Attitude was measured using four pairs of evaluative bipolar adjectives (pairs of opposite terms) to assess students’ positive or negative evaluations and feelings regarding illegal drug use. Each item was scored on a Likert-type scale with a reversed score scale of 1–5, with higher scores indicating a higher level of agreement on not using drugs. A sample item is “To me, drug use makes me feel joyless/joyful.” Exploratory factor analysis extracted only one factor and the factor could explain 75.47% of the variance. The Cronbach’s α coefficient was 0.80 in this study.
Subjective norm was measured by five items using a five-point Likert-type scale. Each item was scored from 1 to 5 with higher scores indicating a higher level of significant others’ agreement on not using drugs. A sample item was “My teachers don't think I should use drugs.” Exploratory factor analysis extracted only one factor and the factor could explain 66.83% of the variance. The Cronbach’s α coefficient was 0.93 in this study.

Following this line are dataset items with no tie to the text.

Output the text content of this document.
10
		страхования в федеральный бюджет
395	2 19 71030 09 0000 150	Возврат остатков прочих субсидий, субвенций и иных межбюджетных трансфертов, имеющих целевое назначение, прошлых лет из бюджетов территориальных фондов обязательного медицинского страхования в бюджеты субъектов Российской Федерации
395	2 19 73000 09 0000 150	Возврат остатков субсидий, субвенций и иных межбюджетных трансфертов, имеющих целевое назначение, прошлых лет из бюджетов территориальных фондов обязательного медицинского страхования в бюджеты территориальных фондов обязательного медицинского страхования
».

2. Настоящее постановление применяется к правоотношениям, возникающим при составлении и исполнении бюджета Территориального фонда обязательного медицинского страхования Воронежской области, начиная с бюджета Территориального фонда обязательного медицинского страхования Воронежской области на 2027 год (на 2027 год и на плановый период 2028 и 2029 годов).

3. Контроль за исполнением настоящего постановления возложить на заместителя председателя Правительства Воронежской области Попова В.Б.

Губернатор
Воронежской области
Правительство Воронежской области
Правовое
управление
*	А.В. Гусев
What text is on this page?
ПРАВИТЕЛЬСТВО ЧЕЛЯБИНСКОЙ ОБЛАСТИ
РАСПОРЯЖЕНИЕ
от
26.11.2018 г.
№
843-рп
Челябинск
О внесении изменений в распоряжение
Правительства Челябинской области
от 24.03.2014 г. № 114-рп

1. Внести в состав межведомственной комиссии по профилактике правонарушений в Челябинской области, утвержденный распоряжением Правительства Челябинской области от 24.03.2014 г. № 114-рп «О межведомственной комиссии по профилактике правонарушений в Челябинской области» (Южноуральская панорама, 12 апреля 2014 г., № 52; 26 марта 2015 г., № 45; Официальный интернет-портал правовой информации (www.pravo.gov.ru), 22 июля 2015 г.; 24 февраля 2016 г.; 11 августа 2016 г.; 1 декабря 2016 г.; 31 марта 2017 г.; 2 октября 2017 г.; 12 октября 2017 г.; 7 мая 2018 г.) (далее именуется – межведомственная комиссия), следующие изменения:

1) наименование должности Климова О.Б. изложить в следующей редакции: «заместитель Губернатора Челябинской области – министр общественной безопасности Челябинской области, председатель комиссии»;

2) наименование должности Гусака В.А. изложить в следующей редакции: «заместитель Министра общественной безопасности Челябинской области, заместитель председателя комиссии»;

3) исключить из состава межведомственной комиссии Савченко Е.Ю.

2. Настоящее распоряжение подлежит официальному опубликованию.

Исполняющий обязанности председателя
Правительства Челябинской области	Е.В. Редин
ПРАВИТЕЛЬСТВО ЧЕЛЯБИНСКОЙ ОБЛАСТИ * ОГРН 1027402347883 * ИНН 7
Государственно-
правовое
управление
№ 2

Perceived behavior control was measured using two items rated on a five-point Likert-type scale. Each item was scored from 1 to 5 with higher, scores indicating a higher level of students’ confidence in not using drugs. A sample item is “I am confident I won't use drugs.” Exploratory factor analysis extracted only one factor and the factor could explain 85.88% of the variance. Cronbach’s α coefficient was 0.83 in this study.

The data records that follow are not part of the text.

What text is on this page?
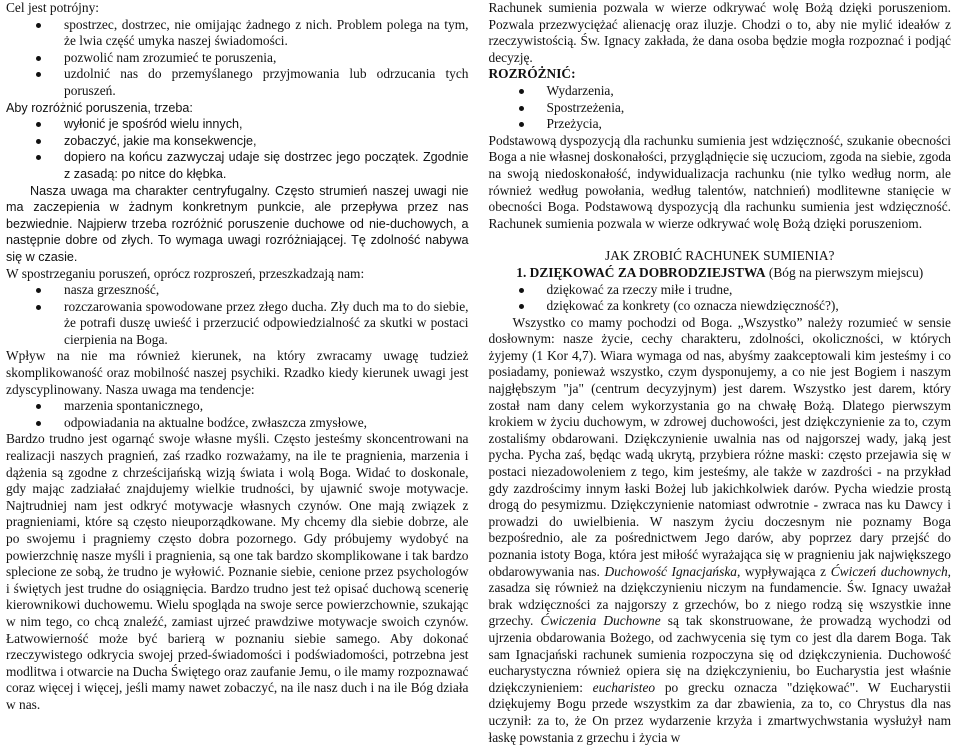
Cel jest potrójny:

spostrzec, dostrzec, nie omijając żadnego z nich. Problem polega na tym, że lwia część umyka naszej świadomości.
pozwolić nam zrozumieć te poruszenia,
uzdolnić nas do przemyślanego przyjmowania lub odrzucania tych poruszeń.

Aby rozróżnić poruszenia, trzeba:

wyłonić je spośród wielu innych,
zobaczyć, jakie ma konsekwencje,
dopiero na końcu zazwyczaj udaje się dostrzec jego początek. Zgodnie z zasadą: po nitce do kłębka.

Nasza uwaga ma charakter centryfugalny. Często strumień naszej uwagi nie ma zaczepienia w żadnym konkretnym punkcie, ale przepływa przez nas bezwiednie. Najpierw trzeba rozróżnić poruszenie duchowe od nie-duchowych, a następnie dobre od złych. To wymaga uwagi rozróżniającej. Tę zdolność nabywa się w czasie.

W spostrzeganiu poruszeń, oprócz rozproszeń, przeszkadzają nam:

nasza grzeszność,
rozczarowania spowodowane przez złego ducha. Zły duch ma to do siebie, że potrafi duszę uwieść i przerzucić odpowiedzialność za skutki w postaci cierpienia na Boga.

Wpływ na nie ma również kierunek, na który zwracamy uwagę tudzież skomplikowaność oraz mobilność naszej psychiki. Rzadko kiedy kierunek uwagi jest zdyscyplinowany. Nasza uwaga ma tendencje:

marzenia spontanicznego,
odpowiadania na aktualne bodźce, zwłaszcza zmysłowe,

Bardzo trudno jest ogarnąć swoje własne myśli. Często jesteśmy skoncentrowani na realizacji naszych pragnień, zaś rzadko rozważamy, na ile te pragnienia, marzenia i dążenia są zgodne z chrześcijańską wizją świata i wolą Boga. Widać to doskonale, gdy mając zadziałać znajdujemy wielkie trudności, by ujawnić swoje motywacje. Najtrudniej nam jest odkryć motywacje własnych czynów. One mają związek z pragnieniami, które są często nieuporządkowane. My chcemy dla siebie dobrze, ale po swojemu i pragniemy często dobra pozornego. Gdy próbujemy wydobyć na powierzchnię nasze myśli i pragnienia, są one tak bardzo skomplikowane i tak bardzo splecione ze sobą, że trudno je wyłowić. Poznanie siebie, cenione przez psychologów i świętych jest trudne do osiągnięcia. Bardzo trudno jest też opisać duchową scenerię kierownikowi duchowemu. Wielu spogląda na swoje serce powierzchownie, szukając w nim tego, co chcą znaleźć, zamiast ujrzeć prawdziwe motywacje swoich czynów. Łatwowierność może być barierą w poznaniu siebie samego. Aby dokonać rzeczywistego odkrycia swojej przed-świadomości i podświadomości, potrzebna jest modlitwa i otwarcie na Ducha Świętego oraz zaufanie Jemu, o ile mamy rozpoznawać coraz więcej i więcej, jeśli mamy nawet zobaczyć, na ile nasz duch i na ile Bóg działa w nas.

Rachunek sumienia pozwala w wierze odkrywać wolę Bożą dzięki poruszeniom. Pozwala przezwyciężać alienację oraz iluzje. Chodzi o to, aby nie mylić ideałów z rzeczywistością. Św. Ignacy zakłada, że dana osoba będzie mogła rozpoznać i podjąć decyzję.

ROZRÓŻNIĆ:

Wydarzenia,
Spostrzeżenia,
Przeżycia,

Podstawową dyspozycją dla rachunku sumienia jest wdzięczność, szukanie obecności Boga a nie własnej doskonałości, przyglądnięcie się uczuciom, zgoda na siebie, zgoda na swoją niedoskonałość, indywidualizacja rachunku (nie tylko według norm, ale również według powołania, według talentów, natchnień) modlitewne stanięcie w obecności Boga. Podstawową dyspozycją dla rachunku sumienia jest wdzięczność. Rachunek sumienia pozwala w wierze odkrywać wolę Bożą dzięki poruszeniom.

JAK ZROBIĆ RACHUNEK SUMIENIA?

1. DZIĘKOWAĆ ZA DOBRODZIEJSTWA (Bóg na pierwszym miejscu)

dziękować za rzeczy miłe i trudne,
dziękować za konkrety (co oznacza niewdzięczność?),

Wszystko co mamy pochodzi od Boga. „Wszystko” należy rozumieć w sensie dosłownym: nasze życie, cechy charakteru, zdolności, okoliczności, w których żyjemy (1 Kor 4,7). Wiara wymaga od nas, abyśmy zaakceptowali kim jesteśmy i co posiadamy, ponieważ wszystko, czym dysponujemy, a co nie jest Bogiem i naszym najgłębszym "ja" (centrum decyzyjnym) jest darem. Wszystko jest darem, który został nam dany celem wykorzystania go na chwałę Bożą. Dlatego pierwszym krokiem w życiu duchowym, w zdrowej duchowości, jest dziękczynienie za to, czym zostaliśmy obdarowani. Dziękczynienie uwalnia nas od najgorszej wady, jaką jest pycha. Pycha zaś, będąc wadą ukrytą, przybiera różne maski: często przejawia się w postaci niezadowoleniem z tego, kim jesteśmy, ale także w zazdrości - na przykład gdy zazdrościmy innym łaski Bożej lub jakichkolwiek darów. Pycha wiedzie prostą drogą do pesymizmu. Dziękczynienie natomiast odwrotnie - zwraca nas ku Dawcy i prowadzi do uwielbienia. W naszym życiu doczesnym nie poznamy Boga bezpośrednio, ale za pośrednictwem Jego darów, aby poprzez dary przejść do poznania istoty Boga, która jest miłość wyrażająca się w pragnieniu jak największego obdarowywania nas. Duchowość Ignacjańska, wypływająca z Ćwiczeń duchownych, zasadza się również na dziękczynieniu niczym na fundamencie. Św. Ignacy uważał brak wdzięczności za najgorszy z grzechów, bo z niego rodzą się wszystkie inne grzechy. Ćwiczenia Duchowne są tak skonstruowane, że prowadzą wychodzi od ujrzenia obdarowania Bożego, od zachwycenia się tym co jest dla darem Boga. Tak sam Ignacjański rachunek sumienia rozpoczyna się od dziękczynienia. Duchowość eucharystyczna również opiera się na dziękczynieniu, bo Eucharystia jest właśnie dziękczynieniem: eucharisteo po grecku oznacza "dziękować". W Eucharystii dziękujemy Bogu przede wszystkim za dar zbawienia, za to, co Chrystus dla nas uczynił: za to, że On przez wydarzenie krzyża i zmartwychwstania wysłużył nam łaskę powstania z grzechu i życia w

We used the intention not to use drugs as a proxy measure for drug-free behavior because most students had not used any drugs before. The intention not to use drugs was measured using three items rated on a five-point Likert-type scale. Each item was scored from 1 to 5 with higher scores indicating a higher level of students’ agreement on not using drugs. A sample item is “I would not like to use drugs.” Exploratory factor analysis extracted only one factor, which could explain 86.48% of the variance. Cronbach’s α coefficient was 0.93 in this study.
Statistical analysis
SPSS version 22.0 was used for the Descriptive analyses of the demographic and outcome variables. Chi-square tests were used to compare percentages on the demographic status between the experimental and comparison groups. The group comparisons of outcome measures at baseline were determined by performing Hotelling’s T2 to avoid inflating type I error. A generalized estimating equation (GEE) was used to investigate the effects of time, groups, and their interactions on the outcome variables; GEEs enabled understanding the patterns of the time change and the effects at both the individual and group levels.
After the first-round analysis, we conducted further analysis to explore the intervention effects for the drug-use-related function, and communicative/interactive and critical health literacy. This further analysis is meaningful because we wanted to explore whether the life-skills training and 4 Fs (Facts, Feeling, Finding, and Future) teaching methods designed for health literacy were effective or not.